Semantic Markup And Authoring Tools

It all started with a comment from [redacted] about a talk on Microformats and Semantic Markup.

Note to self: talks on semantics are boring.

Indeed. And this is partly due because lot of the semantic markup is written in vacuum. Let’s put a step back and starts with the provocative statement that semantic markup is completely useless. Let’s ask ourselves why would we write semantic (X)HTML?

because search engines will benefit and information will become more usable. We know that it is an overstatement of the Web reality. Right now, the elephant in the room is indexing a few elements with meaning giving a more “semantics score”. Writing good HTML gives a potential longterm benefit for the community if the tools are developed.
because the people I cafe for, my communities will benefit of it. There are multi-aspects on this. If you believe in a society with mutual rights, etc, you will want to create a good markup so that all these specific people can access with a better experience (accessibility for example). If the document is written with good markup for your professional community, you might give in. Specifically if this attitude gives professional advantages.
because it is directly and immediately useful to me.

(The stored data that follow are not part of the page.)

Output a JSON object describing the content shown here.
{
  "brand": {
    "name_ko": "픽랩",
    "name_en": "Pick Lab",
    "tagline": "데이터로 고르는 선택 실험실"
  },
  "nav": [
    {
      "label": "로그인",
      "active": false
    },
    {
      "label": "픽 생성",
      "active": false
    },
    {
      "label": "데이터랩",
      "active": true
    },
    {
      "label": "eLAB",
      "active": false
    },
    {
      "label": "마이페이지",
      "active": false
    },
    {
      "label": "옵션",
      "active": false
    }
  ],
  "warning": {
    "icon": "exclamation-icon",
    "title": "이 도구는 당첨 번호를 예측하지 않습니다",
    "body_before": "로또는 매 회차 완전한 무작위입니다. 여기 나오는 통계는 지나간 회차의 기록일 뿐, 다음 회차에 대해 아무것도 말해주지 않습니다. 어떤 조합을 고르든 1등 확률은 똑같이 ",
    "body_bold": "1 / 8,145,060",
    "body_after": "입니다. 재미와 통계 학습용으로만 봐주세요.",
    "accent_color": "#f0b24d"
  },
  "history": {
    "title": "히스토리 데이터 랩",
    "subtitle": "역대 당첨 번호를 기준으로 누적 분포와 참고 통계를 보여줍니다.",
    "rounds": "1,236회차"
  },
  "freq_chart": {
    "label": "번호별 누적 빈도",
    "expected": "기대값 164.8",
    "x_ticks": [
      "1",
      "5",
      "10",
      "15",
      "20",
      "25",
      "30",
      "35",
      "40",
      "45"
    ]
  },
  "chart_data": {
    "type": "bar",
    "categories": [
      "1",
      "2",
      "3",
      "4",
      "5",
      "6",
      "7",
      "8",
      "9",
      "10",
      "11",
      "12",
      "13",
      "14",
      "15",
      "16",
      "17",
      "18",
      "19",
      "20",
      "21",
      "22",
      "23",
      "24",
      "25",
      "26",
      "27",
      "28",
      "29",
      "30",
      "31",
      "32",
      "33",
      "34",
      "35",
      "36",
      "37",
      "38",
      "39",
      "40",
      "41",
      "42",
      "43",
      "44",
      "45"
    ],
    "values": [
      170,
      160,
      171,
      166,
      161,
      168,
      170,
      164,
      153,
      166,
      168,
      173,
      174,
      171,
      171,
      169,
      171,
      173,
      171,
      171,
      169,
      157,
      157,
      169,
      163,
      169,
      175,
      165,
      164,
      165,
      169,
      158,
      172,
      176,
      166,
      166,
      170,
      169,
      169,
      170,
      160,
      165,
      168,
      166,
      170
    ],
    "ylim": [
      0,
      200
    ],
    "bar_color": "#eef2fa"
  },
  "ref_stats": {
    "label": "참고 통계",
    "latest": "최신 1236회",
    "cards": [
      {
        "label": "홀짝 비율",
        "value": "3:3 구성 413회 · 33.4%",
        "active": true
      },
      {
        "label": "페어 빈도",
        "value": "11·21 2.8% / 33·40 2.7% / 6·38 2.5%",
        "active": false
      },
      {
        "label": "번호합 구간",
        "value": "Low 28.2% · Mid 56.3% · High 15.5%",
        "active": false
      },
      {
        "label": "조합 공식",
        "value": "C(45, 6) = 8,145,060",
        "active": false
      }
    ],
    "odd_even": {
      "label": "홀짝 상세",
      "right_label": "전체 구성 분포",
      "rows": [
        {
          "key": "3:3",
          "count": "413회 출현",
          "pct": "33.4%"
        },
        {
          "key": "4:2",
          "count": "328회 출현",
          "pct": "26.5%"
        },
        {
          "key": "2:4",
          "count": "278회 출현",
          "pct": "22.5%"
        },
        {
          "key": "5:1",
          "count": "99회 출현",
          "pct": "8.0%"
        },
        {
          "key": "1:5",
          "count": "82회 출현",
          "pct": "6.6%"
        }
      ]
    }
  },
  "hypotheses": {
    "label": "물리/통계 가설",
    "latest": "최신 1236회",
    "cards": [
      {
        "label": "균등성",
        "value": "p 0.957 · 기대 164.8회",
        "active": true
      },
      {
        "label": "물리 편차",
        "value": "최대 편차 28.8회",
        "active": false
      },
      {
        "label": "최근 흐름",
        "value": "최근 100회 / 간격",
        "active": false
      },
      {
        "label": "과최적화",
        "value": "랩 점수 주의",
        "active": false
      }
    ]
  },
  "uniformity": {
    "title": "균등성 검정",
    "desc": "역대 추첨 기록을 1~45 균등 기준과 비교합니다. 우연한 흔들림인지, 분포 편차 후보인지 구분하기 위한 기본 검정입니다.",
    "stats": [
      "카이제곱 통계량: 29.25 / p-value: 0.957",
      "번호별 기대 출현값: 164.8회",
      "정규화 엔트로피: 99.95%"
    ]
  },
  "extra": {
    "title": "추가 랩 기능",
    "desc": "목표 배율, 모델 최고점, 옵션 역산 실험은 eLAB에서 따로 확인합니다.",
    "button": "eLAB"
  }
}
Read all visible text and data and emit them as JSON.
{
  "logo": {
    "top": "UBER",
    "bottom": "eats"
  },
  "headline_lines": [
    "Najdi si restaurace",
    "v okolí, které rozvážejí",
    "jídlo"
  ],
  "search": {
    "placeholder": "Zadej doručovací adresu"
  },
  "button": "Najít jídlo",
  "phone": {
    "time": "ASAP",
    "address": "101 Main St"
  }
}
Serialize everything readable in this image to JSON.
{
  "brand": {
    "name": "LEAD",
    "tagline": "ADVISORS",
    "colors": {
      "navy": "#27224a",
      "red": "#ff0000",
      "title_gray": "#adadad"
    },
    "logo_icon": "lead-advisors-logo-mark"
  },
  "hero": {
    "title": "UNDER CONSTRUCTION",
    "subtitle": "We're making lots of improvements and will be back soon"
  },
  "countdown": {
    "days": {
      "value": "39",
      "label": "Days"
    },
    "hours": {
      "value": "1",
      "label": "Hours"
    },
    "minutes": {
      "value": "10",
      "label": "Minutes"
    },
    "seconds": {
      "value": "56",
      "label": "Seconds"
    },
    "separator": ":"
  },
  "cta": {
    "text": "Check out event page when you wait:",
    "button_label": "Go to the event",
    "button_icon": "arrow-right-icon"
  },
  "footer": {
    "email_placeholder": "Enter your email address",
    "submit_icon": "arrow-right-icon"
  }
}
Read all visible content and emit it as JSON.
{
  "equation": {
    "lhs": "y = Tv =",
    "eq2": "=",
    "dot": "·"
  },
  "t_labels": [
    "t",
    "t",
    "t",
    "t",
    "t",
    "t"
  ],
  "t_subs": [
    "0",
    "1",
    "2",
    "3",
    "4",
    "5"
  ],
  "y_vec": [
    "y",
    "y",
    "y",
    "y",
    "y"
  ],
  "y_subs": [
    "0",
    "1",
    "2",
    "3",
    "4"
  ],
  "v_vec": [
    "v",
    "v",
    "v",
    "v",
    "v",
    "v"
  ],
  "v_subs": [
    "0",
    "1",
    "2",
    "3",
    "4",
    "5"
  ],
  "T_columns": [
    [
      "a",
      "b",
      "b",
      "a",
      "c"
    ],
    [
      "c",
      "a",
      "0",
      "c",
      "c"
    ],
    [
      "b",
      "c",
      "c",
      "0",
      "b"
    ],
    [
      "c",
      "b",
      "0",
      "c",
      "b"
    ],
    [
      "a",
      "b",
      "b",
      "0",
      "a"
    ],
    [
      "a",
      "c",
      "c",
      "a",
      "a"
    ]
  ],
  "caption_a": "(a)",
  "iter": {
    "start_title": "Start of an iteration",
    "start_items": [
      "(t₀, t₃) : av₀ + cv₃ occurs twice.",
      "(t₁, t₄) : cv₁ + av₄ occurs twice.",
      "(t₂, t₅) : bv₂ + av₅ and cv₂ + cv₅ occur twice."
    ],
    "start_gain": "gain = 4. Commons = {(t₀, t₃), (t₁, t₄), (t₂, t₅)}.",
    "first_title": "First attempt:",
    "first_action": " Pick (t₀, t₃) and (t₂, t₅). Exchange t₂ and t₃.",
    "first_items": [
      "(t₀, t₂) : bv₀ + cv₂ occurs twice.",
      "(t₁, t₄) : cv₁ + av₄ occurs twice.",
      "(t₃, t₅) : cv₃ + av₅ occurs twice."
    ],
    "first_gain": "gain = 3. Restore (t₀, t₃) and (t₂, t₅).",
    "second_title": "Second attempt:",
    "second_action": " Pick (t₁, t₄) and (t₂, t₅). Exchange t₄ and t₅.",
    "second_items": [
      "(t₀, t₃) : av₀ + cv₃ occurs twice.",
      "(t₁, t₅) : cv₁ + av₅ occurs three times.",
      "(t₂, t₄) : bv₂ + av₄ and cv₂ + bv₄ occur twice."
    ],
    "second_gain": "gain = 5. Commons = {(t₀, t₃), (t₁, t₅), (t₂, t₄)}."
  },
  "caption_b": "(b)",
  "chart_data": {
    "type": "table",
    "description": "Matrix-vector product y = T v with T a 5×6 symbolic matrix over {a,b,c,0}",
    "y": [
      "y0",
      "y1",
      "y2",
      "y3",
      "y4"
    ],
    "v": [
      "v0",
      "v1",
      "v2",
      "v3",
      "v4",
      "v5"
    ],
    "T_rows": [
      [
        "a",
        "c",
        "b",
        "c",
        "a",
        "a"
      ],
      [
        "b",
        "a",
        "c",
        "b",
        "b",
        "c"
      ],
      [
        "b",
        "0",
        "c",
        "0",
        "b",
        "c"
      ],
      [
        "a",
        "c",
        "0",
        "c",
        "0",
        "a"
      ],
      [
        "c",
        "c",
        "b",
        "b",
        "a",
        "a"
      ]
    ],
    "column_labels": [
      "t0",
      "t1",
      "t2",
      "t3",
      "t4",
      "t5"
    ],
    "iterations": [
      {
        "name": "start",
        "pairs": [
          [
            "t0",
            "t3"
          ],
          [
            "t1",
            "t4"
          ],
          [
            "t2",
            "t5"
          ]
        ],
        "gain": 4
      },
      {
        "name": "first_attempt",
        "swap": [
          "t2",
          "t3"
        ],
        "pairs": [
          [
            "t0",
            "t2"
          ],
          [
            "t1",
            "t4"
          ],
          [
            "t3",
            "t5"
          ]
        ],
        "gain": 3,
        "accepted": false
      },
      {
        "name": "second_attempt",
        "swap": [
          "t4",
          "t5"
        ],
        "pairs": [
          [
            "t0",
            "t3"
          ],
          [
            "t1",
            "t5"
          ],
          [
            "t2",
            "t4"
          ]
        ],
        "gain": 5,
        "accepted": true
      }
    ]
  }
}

Writing well is a source of costs, except for passionate people (whatever your passion is). Without showing what it brings (aka the benefits), the efforts of creating good markup is mostly cumbersome. The winner argument is the me, not a theoretical one, but one which has a direct, “visible” impact on my time, my ease editing the document.

People used h1, h2 to make bigger texts or ul to indent text, because it was directly visible. It was showing what they wanted to convey as a meaning even if it was machine meaningless. The feedback loop was very short and then the effort quantifiable, palpable.

How do we encourage Semantic Markup?

Most of the authoring tools I know do not help you write good markup, be text-only or wysiwyg. Right now, The editing window for this article proposed a series of iconic metaphor for putting markup around texts.

Editing UI

But is it really what I need? Why should I put a strong element here? Why using a h1 or h2? or a blockquote for this piece of text. It doesn’t make my life easier on the longterm. It doesn’t leverage the knowledge I have pass through the tools.

Imagine a few cases such as (There are probably hundred more):

A visible table of content is automagically built in the UI live when you edit the text. It doesn’t need to be in the final text, but just as a visual cue of what you are doing.
When you quote a text coming from a blog, there is a template with already the name of the author, the date because you have already in the past made a quote of this author with a similar URI.
You can even after search through all the previous quotes, authors to find one you are not quite sure about anymore.
It remembers all the links you already entered in the past, and when you are about to insert a new link, a pop up of all your previous edit comes and you can search by keywords.
It create a list of all tables you have edited with references to the places and/or files you have edited as a separate database than you can insert again in another document.
When you are editing an image, it proposes a longdesc form box that will create the file and put the URI automagically in the image. When reediting similar content, it will check what where the previous content.

Coming with the tools and examples which have a direct impact is what Authoring tools developers should focus on not only how to throw tags around text.